In October 2018, the Intergovernmental Panel on Climate Change announced the world is on track to exceed the global warming threshold of 1.5°C above pre-industrial levels within 12 years. Beyond 1.5°C warming, the world will experience unprecedented rises in natural disasters, food insecurity, and poverty. Based on recent dialogue, policymakers, funders, and climate scientists are at risk of promoting myopic solutions that omit the voices of those most marginalized by the climate crisis: rural and indigenous women.
Rural and indigenous women farmers account for 45-80% of all food production in developing countries and have long led in preserving the economic and social vitality of their communities in the face of climate change. Global Fund for Women champions these women. From supporting groups helping women access land titles in rural Uganda, to women safeguarding indigenous seeds in Kenya, to groups reclaiming land and water resource management in India—the grassroots women Global Fund for Women partners with are the leaders in creating resilient communities in the face of the climate crisis. This Earth Day we celebrate and recognize the work of these grassroots women.
Sheelu Francis, founder of Tamilnadu Women’s Collective — a Global Fund for Women grantee partner — is one such leader with 25 years of experience mobilizing women farmers in India. Her experience working with women farmers in India exemplifies the link between climate change and women’s rights.
Women’s Collective Works with Smallholder Women Farmers to Anchor Household Food Security
Sheelu and her colleagues in Women’s Collective mitigate the economic and physical displacement of the primary food producers of India – smallholder women farmers. While women farmers are the anchors for food security at the household level, studies estimate that they own less than 15% of farmland—with some estimates as low as 2%. Because women do not have access to the same land rights as men, and are not given the same entitlements (such as subsidies), they are not recognized as farmers.

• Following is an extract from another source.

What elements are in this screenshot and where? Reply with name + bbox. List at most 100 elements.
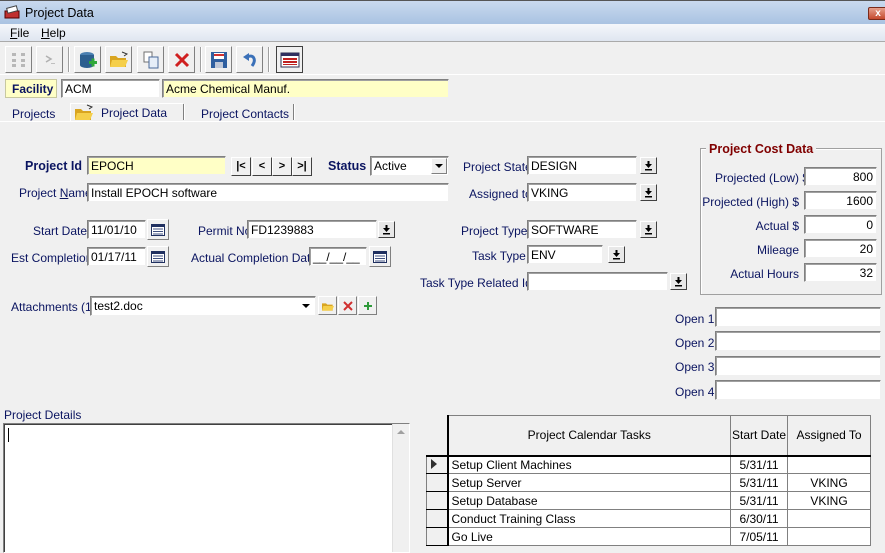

Without equality for women farmers to have access and control over their property and resources, efforts to increase food security during the climate crisis will ultimately fail.
Women’s Collective creates interventions that are grounded in women’s agency to demand their rights. Through support networks – or collectives — women farmers group their resources together in order to farm plots of lands that they share. These collectives also work together to demand women’s rights to land, market access, and entitlements. “Participation of the people is the key to all of our successes,” says Sheelu.

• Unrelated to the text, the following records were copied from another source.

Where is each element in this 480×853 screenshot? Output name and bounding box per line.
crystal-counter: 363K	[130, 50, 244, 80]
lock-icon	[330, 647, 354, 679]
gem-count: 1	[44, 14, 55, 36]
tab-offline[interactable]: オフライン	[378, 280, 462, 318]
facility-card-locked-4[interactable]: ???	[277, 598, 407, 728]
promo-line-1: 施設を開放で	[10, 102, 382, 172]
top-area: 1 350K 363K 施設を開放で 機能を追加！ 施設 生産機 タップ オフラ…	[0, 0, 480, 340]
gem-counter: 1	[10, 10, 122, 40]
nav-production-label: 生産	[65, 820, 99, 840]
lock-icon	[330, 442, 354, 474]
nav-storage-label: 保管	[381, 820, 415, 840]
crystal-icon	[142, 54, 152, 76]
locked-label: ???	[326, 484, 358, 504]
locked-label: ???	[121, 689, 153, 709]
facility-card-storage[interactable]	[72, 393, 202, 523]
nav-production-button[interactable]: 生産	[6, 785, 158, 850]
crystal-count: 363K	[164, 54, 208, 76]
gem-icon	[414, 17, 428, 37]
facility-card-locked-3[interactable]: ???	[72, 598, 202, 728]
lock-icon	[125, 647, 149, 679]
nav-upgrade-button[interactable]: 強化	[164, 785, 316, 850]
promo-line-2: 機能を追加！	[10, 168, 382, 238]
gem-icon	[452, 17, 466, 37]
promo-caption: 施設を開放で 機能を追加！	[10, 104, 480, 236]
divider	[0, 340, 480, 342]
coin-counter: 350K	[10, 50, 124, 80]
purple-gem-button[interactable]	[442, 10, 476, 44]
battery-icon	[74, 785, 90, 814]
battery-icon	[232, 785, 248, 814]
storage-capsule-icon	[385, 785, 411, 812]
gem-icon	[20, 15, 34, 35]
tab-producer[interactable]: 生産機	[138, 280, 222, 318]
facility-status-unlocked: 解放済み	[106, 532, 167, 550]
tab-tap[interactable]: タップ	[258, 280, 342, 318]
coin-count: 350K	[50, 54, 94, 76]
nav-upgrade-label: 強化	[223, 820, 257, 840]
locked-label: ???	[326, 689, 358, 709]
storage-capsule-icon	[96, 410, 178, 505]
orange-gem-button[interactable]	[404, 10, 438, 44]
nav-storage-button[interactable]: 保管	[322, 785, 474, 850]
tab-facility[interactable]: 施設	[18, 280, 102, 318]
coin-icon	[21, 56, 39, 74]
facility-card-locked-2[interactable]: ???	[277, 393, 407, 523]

Women Farmers Banding Together
“The goal [of Women’s Collective is] to get women farmers in control of natural resources and to protect them,” says Sheelu. As the climate crisis amplifies, the collective voice of women farmers will become crucial to protecting the resources and rights needed to safeguard food security.
Since it started in 1994, Women’s Collective has grown from operating in just 6 villages to having presence in nearly 1,000 villages. “My biggest achievement in my life is that at least 10,000 families are eating safe, nutritious food,” says Sheelu. Today, Women’s Collective has a membership of 28,697 and has led women’s ownership of 722 acres of land.
Sheelu and her colleagues have helped equip women in rural India with the support networks, farming capacity, and community organization skills to lead their communities to food security. These women live at the forefront of climate change’s effects — and also at the forefront of building climate justice in their communities.
Climate Change and Women’s Rights
The world cannot adapt to the realities of climate change without recognizing and incorporating women’s inputs.
The global dialogue and funding streams around climate change adaptation and mitigation prioritize political, policy, and research leadership that is predominately male. Separating women and women’s rights from climate change policies overlooks the agents of change who have been leading food security in their communities for decades. The FAO reports that if women farmers had the same economic resources as men (labor, technology, resources, market access), then their farms could produce 20-30 percent more, increasing the total agricultural output in developing countries by up to 4%. This increase in production could in turn reduce the number of hungry people in the world by 12–17% — that’s approximately 100-150 million people. The linkage with climate change and women’s rights is clear: the only way to adapt to the climate crisis is to ensure women have the resources to lead climate resilient communities.
We celebrate Sheelu Francis and Women’s Collective in their 25th year of fighting for women’s rights and climate justice in India and the millions of women farmers working towards food security and climate resistance.